Same Issue
I had this issue - and did not want every controller action to worry about what this helper could deal with, so I figured that "Needs to be returned to the browser" could be accomplished by an echo
and exit;
My Solution
// Redirect to the login?
if (empty($admin) || empty($token)) {
// I have to echo the redirect in order to return the response from here.
echo redirect('/admin/login');
exit;
}
More Explanation
Redirect - set headers only, before output.
When you redirect in PHP, you are only setting headers - that's what the redirect()
function will do. This function derives to a Redirect Facade method to(), which returns a laravel RedirectResponse
. When "echoing" it should only give back a response with headers and no body.
This means you cannot start outputting before the redirect. Remove any var_dumps, included template/view files, or other echos! Even a blank string or line space in a template file can ruin this.
Remember, you are server-side!
You would not be able to (due to errors - see headers already sent), or want to, redirect in the middle of a template file, because PHP is the language that is processed on the server side - so just once... if you need to be redirecting within a rendered view (probably based on some condition), use javascript!
More about "echo"
Because we are doing an echo redirect()
, you may be scared of what the echo means. It is just sending back the full response (with only headers if done right!)
Sometimes I think that it is harder for people to realize that the only way PHP can ever send back a response (headers and the body) is through an echo (or similar outputting functions eg. printf, var_dump, etc), but most frameworks do not make you aware of this, so your only experience with echo is inside of templates.
Ps. Some frameworks utilize output_buffering to store the "echo" results in a buffer for last minute processing before sending everything.
Test it in your network tab of your browser
If you are doing it right, in the network tab of the browser, you will see a status code of 302 and the response section will say "Failed to load a response..." because it was redirecting.
If you are seeing the URL or anything else in the response tab, eg. the url , it is likely because you are sending out content via a var_dump, including a template file, or another echo that is creating a response body.

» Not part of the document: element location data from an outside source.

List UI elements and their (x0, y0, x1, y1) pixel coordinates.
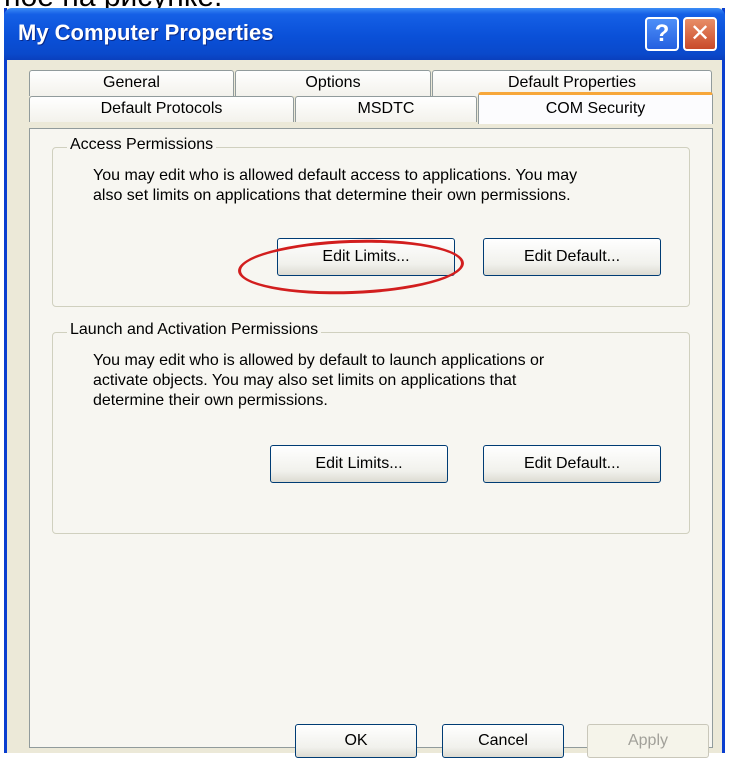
launch-description-line1: You may edit who is allowed by default t… (93, 352, 545, 369)
cancel-button[interactable]: Cancel (442, 724, 564, 758)
com-security-panel: Access Permissions You may edit who is a… (29, 128, 713, 748)
tab-options[interactable]: Options (235, 70, 431, 96)
help-icon: ? (654, 20, 670, 47)
launch-edit-default-button[interactable]: Edit Default... (483, 445, 661, 483)
close-button[interactable]: ✕ (683, 17, 717, 51)
access-permissions-description-line1: You may edit who is allowed default acce… (93, 167, 578, 184)
access-permissions-title: Access Permissions (67, 136, 217, 154)
tab-default-protocols[interactable]: Default Protocols (29, 96, 294, 122)
launch-edit-limits-button[interactable]: Edit Limits... (270, 445, 448, 483)
ok-button[interactable]: OK (295, 724, 417, 758)
tab-com-security[interactable]: COM Security (478, 92, 713, 124)
apply-button[interactable]: Apply (587, 724, 709, 758)
properties-dialog: My Computer Properties ? ✕ General Optio… (4, 8, 725, 758)
access-edit-default-button[interactable]: Edit Default... (483, 238, 661, 276)
launch-description-line3: determine their own permissions. (93, 392, 328, 409)
dialog-client-area: General Options Default Properties Defau… (7, 60, 722, 758)
launch-description-line2: activate objects. You may also set limit… (93, 372, 517, 389)
window-title: My Computer Properties (18, 20, 274, 45)
launch-activation-title: Launch and Activation Permissions (67, 321, 322, 339)
help-button[interactable]: ? (645, 17, 679, 51)
tab-general[interactable]: General (29, 70, 234, 96)
tab-msdtc[interactable]: MSDTC (295, 96, 477, 122)
close-icon: ✕ (689, 20, 711, 47)
access-permissions-description-line2: also set limits on applications that det… (93, 187, 571, 204)
launch-activation-group: Launch and Activation Permissions You ma… (52, 321, 690, 534)
title-bar[interactable]: My Computer Properties ? ✕ (4, 8, 725, 60)
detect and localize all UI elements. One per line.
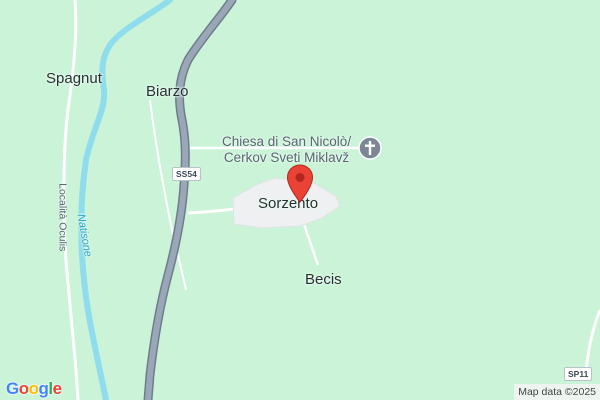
cross-place-of-worship-icon[interactable] [358,136,382,160]
road-shield-sp11: SP11 [564,367,593,381]
place-label-becis[interactable]: Becis [305,272,342,287]
road-shield-ss54: SS54 [172,167,201,181]
highway-ss54-fill [145,0,235,400]
poi-label-church[interactable]: Chiesa di San Nicolò/ Cerkov Sveti Mikla… [222,134,351,166]
poi-label-church-line1: Chiesa di San Nicolò/ [222,134,352,149]
logo-letter: o [18,379,29,398]
map-canvas[interactable]: Spagnut Biarzo Sorzento Becis Chiesa di … [0,0,600,400]
place-label-spagnut[interactable]: Spagnut [46,71,102,86]
road-east [584,309,600,373]
logo-letter: o [28,379,39,398]
logo-letter: e [52,379,62,398]
google-logo[interactable]: Google [6,379,62,399]
place-label-biarzo[interactable]: Biarzo [146,84,189,99]
logo-letter: G [6,379,19,398]
street-label-oculis: Località Oculis [56,183,69,252]
map-attribution[interactable]: Map data ©2025 [514,384,600,400]
location-pin-icon[interactable] [286,164,314,204]
logo-letter: g [38,379,49,398]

Try using your browser network tab and preserve the log to see what is happening.
Even sending an empty string or line break counts as a response body (hence blank page). Typically you should get warnings about trying to set headers after some of the response body has already been sent in PHP. Basically, you should not be including a template or echoing anything out before a redirect. Your logic should process the redirect first thing!
The exit
is there to make sure it does not go on to include your view or echo more things out!